Le chat était bien ennuyé, et maintenant, c’était lui qui avait honte. Il tourna le dos aux petites et s’en alla vers la maison en se dandinant d’un air maussade. Il grommelait qu’on n’était pas juste avec lui, qu’il griffait pour s’amuser ou encore sans le faire exprès, mais qu’en réalité, il était aussi bon que le chien et peut-être meilleur encore.

Les petites trouvaient que la compagnie d’un chien est une chose bien agréable. Quand elles allaient en commission, elles lui disaient :

— Tu viens avec nous en commission, chien ?

— Oh oui ! répondait le chien, mettez-moi vite mon collier.

Delphine lui mettait son collier. Marinette le prenait par la ficelle (ou bien le contraire) et ils s’en allaient tous les trois en commission.

Sur la route, les petites lui disaient qu’il passait un troupeau de vaches dans la prairie, ou un nuage au ciel, et lui qui ne pouvait pas voir, il était content de savoir qu’il passait un troupeau ou un nuage. Mais elles ne savaient pas toujours lui dire ce qu’elles voyaient, et il leur posait des questions.

— Voyons, dites-moi de quelle couleur sont ces oiseaux et la forme de leur bec, au moins.

— Eh bien, voilà : le plus gros a des plumes jaunes sur le dos, et ses ailes sont noires, et sa queue est noire et jaune…

— Alors, c’est un loriot. Vous allez l’entendre chanter…

Le loriot n’était pas toujours prêt à chanter et le chien, pour instruire les petites, essayait d’imiter sa chanson, mais il ne faisait rien qu’aboyer, et il était si drôle qu’on était obligé de s’arrêter pour en rire à son aise. D’autres fois, c’était un lièvre ou un renard qui passait à la lisière du bois ; alors, c’était le chien qui avertissait les petites. Il posait son nez par terre et disait en reniflant :

— Je sens un lièvre… regardez par là-bas…

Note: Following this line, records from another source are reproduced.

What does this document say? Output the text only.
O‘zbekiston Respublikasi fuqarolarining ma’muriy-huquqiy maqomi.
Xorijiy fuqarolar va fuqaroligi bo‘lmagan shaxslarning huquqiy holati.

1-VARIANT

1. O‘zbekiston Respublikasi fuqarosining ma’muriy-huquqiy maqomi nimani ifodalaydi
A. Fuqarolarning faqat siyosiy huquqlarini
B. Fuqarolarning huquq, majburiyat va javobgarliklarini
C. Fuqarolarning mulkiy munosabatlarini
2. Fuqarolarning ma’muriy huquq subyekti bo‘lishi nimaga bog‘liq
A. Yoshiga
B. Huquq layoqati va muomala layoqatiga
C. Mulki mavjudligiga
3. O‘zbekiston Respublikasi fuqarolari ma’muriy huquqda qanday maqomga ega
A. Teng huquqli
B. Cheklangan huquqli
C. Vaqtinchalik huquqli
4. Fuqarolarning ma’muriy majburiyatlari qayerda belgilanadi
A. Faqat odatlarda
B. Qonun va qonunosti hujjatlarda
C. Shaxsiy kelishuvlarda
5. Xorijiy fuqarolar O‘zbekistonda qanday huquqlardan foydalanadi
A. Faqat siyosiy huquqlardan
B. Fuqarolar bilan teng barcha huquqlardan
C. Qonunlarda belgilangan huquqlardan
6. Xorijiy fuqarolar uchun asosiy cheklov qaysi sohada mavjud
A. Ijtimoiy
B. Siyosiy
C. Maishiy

Ils riaient presque tout le long du chemin. Ils jouaient à qui des trois irait le plus vite en marchant à cloche-pied, et c’était toujours le chien qui gagnait, parce qu’il lui restait tout de même trois pattes.

— Ce n’est pas juste, disaient les petites, nous, on va sur une patte.

— Pardi ! répondait le chien, avec des grands pieds comme les vôtres, ce n’est pas difficile !

Le chat était toujours un peu peiné de voir le chien s’en aller en commission avec les petites. Il avait tant d’amitié pour lui qu’il aurait voulu pouvoir ronronner entre ses pattes du matin au soir. Pendant que Delphine et Marinette étaient à l’école, ils ne se quittaient presque pas. Les jours de pluie, ils passaient leur temps dans la niche du chien, à bavarder ou à dormir l’un contre l’autre. Mais quand il faisait beau, le chien était toujours prêt à courir par les champs, et il disait à son ami :

— Gros paresseux de chat, lève-toi et viens te promener.

— Ronron, ronron, faisait le chat.

— Allons, viens. Tu me montreras le chemin.

— Ronron, ronron, faisait le chat (et c’était pour jouer).

— Tu voudrais me faire croire que tu dors, mais moi, je sais bien que tu ne dors pas. Oh ! je vois ce que tu veux… tiens !

Le chien se baissait, le chat s’asseyait sur son dos où il tenait à l’aise, puis ils partaient en promenade.